Дома он приготовил себе ужин — сёмгу на пару с овощами, бокал белого вина, — и устроился в любимом кресле с научным журналом. Статья называлась "Нейропластичность мышиного мозга в условиях хронического стресса", и Ипполит читал её с тем особым удовольствием, которое испытывают профессионалы, изучающие тонкости своего ремесла.
"Интересно," — пробормотал он, делая пометку на полях. "Мыши, оказывается, тоже могут страдать выученной беспомощностью. Жаль, что я не могу провести с ними сеанс терапии."
Он отложил журнал, потянулся и посмотрел в окно. Москва сверкала огнями, где-то далеко жили миллионы людей со своими проблемами, страхами, неврозами. И завтра многие из них придут к нему за помощью.

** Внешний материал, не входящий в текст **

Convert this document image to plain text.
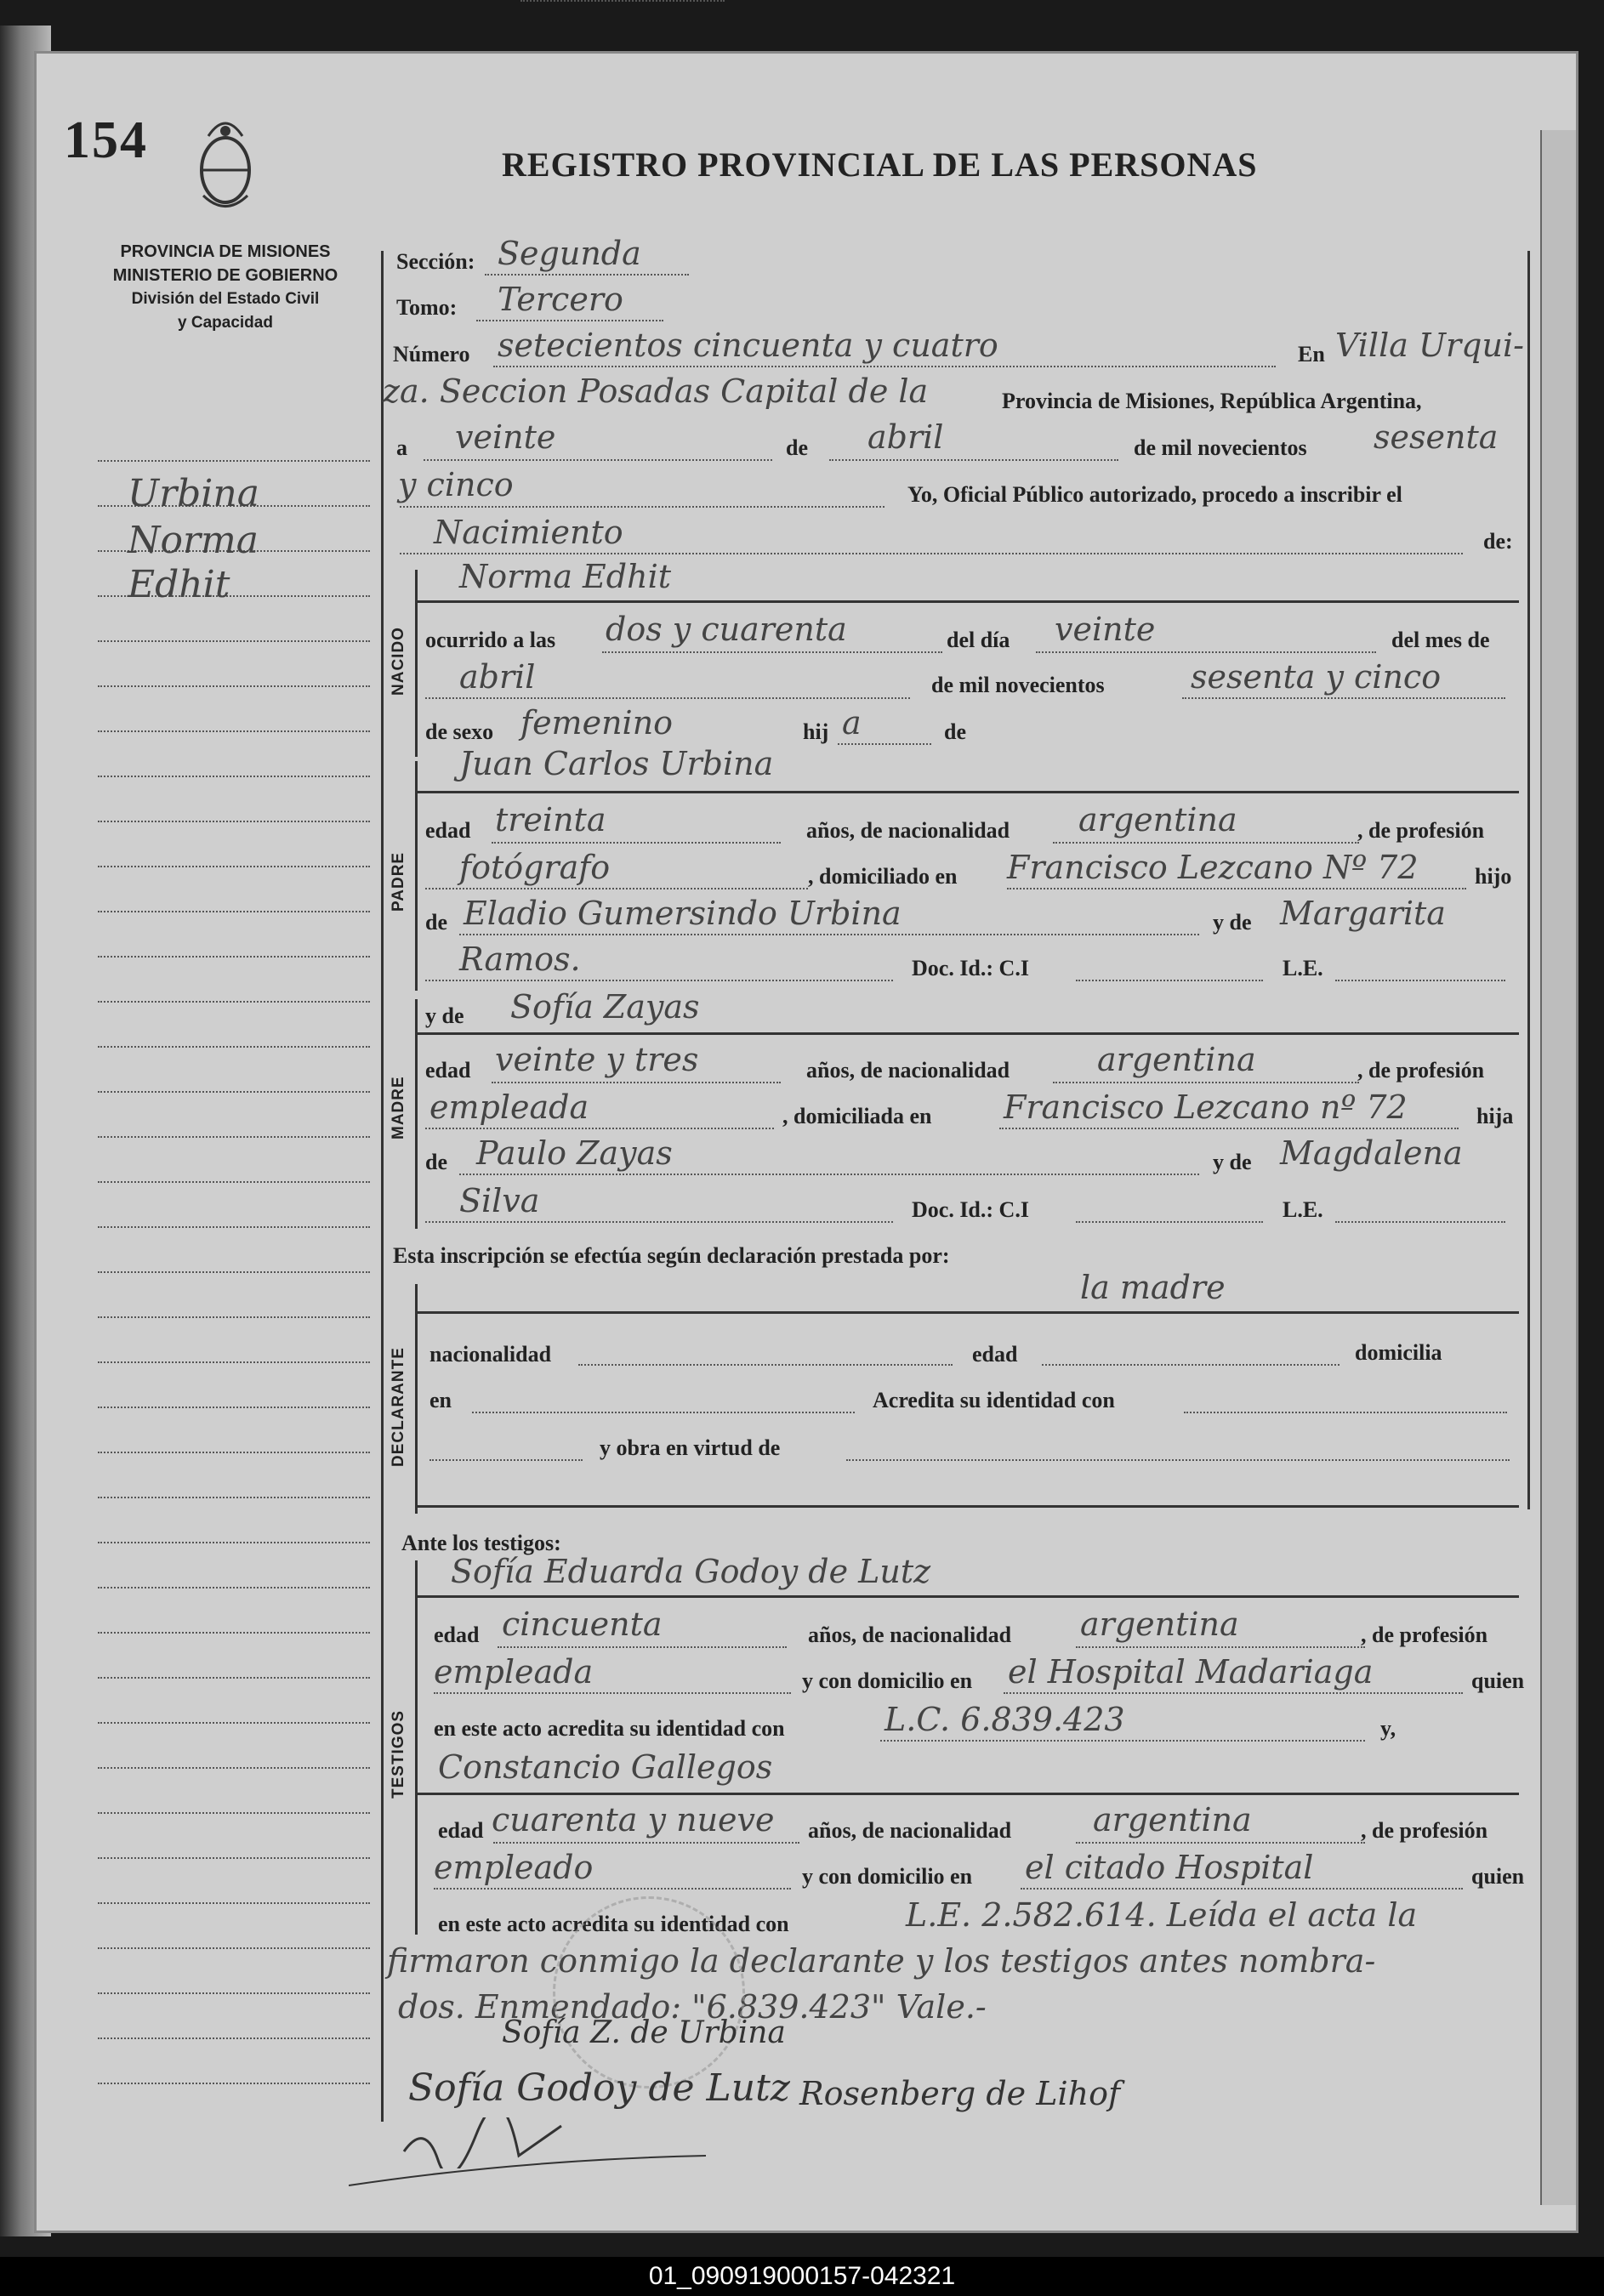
154	REGISTRO PROVINCIAL DE LAS PERSONAS
PROVINCIA DE MISIONES
MINISTERIO DE GOBIERNO
División del Estado Civil
y Capacidad
Urbina
Norma
Edhit
Sección: Segunda
Tomo: Tercero
Número setecientos cincuenta y cuatro	En Villa Urqui-
za. Seccion Posadas Capital de la	Provincia de Misiones, República Argentina,
a veinte	de abril	de mil novecientos sesenta
y cinco	Yo, Oficial Público autorizado, procedo a inscribir el
Nacimiento	de:
NACIDO
Norma Edhit
ocurrido a las dos y cuarenta	del día veinte	del mes de
abril	de mil novecientos	sesenta y cinco
de sexo femenino	hij a	de
PADRE
Juan Carlos Urbina
edad treinta	años, de nacionalidad argentina	, de profesión
fotógrafo	, domiciliado en Francisco Lezcano Nº 72	hijo
de Eladio Gumersindo Urbina	y de Margarita
Ramos.	Doc. Id.: C.I	L.E.
MADRE
y de Sofía Zayas
edad veinte y tres	años, de nacionalidad	argentina	, de profesión
empleada	, domiciliada en Francisco Lezcano nº 72	hija
de Paulo Zayas	y de Magdalena
Silva	Doc. Id.: C.I	L.E.
Esta inscripción se efectúa según declaración prestada por:
DECLARANTE
la madre
nacionalidad	edad	domicilia
en	Acredita su identidad con
y obra en virtud de
Ante los testigos:
TESTIGOS
Sofía Eduarda Godoy de Lutz
edad cincuenta	años, de nacionalidad argentina	, de profesión
empleada	y con domicilio en el Hospital Madariaga	quien
en este acto acredita su identidad con	L.C. 6.839.423	y,
Constancio Gallegos
edad cuarenta y nueve años, de nacionalidad	argentina	, de profesión
empleado	y con domicilio en el citado Hospital	quien
en este acto acredita su identidad con	L.E. 2.582.614. Leída el acta la
firmaron conmigo la declarante y los testigos antes nombra-
dos. Enmendado: "6.839.423" Vale.-
Sofía Z. de Urbina
Sofía Godoy de Lutz Rosenberg de Lihof
01_090919000157-042321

"Честно говоря," — сказал он вслух, обращаясь к своему отражению в оконном стекле, "лучше этой жизни уже быть не может."
Во Вселенной есть множество способов наказать людей за излишнюю самоуверенность. Можно устроить им встречу с налоговой инспекцией, можно сделать так, чтобы их любимая футбольная команда проиграла в финале, а можно просто переместить их в другой мир. Последний способ используется редко, но он особенно эффективен для людей, которые слишком много о себе возомнили.
Ипполит лёг спать в половине двенадцатого, как всегда. Последней его мыслью было: "Завтра статья о нейропластичности, потом сеанс с новым пациентом, потом..."
А потом ему приснился странный сон.
Он парил в космическом пространстве, окружённый звёздами, которые пульсировали в такт с каким-то неслышимым ритмом. Перед ним стояла женщина невероятной красоты — высокая, со струящимися волосами цвета лунного света и глазами, в которых отражались далёкие галактики.
"Ипполит Евгеньевич Вайсман," — произнесла она голосом, который звучал как музыкальный аккорд, — "я Астериэль, богиня этого мира. Мне нужна твоя помощь."
"Интересно," — подумал Ипполит, разглядывая её с профессиональным интересом. "Сон о всемогущей женщине, которая просит о помощи. Классический архетип анимы с элементами мессианского комплекса. Любопытно, что подсознание подбросило это именно сегодня."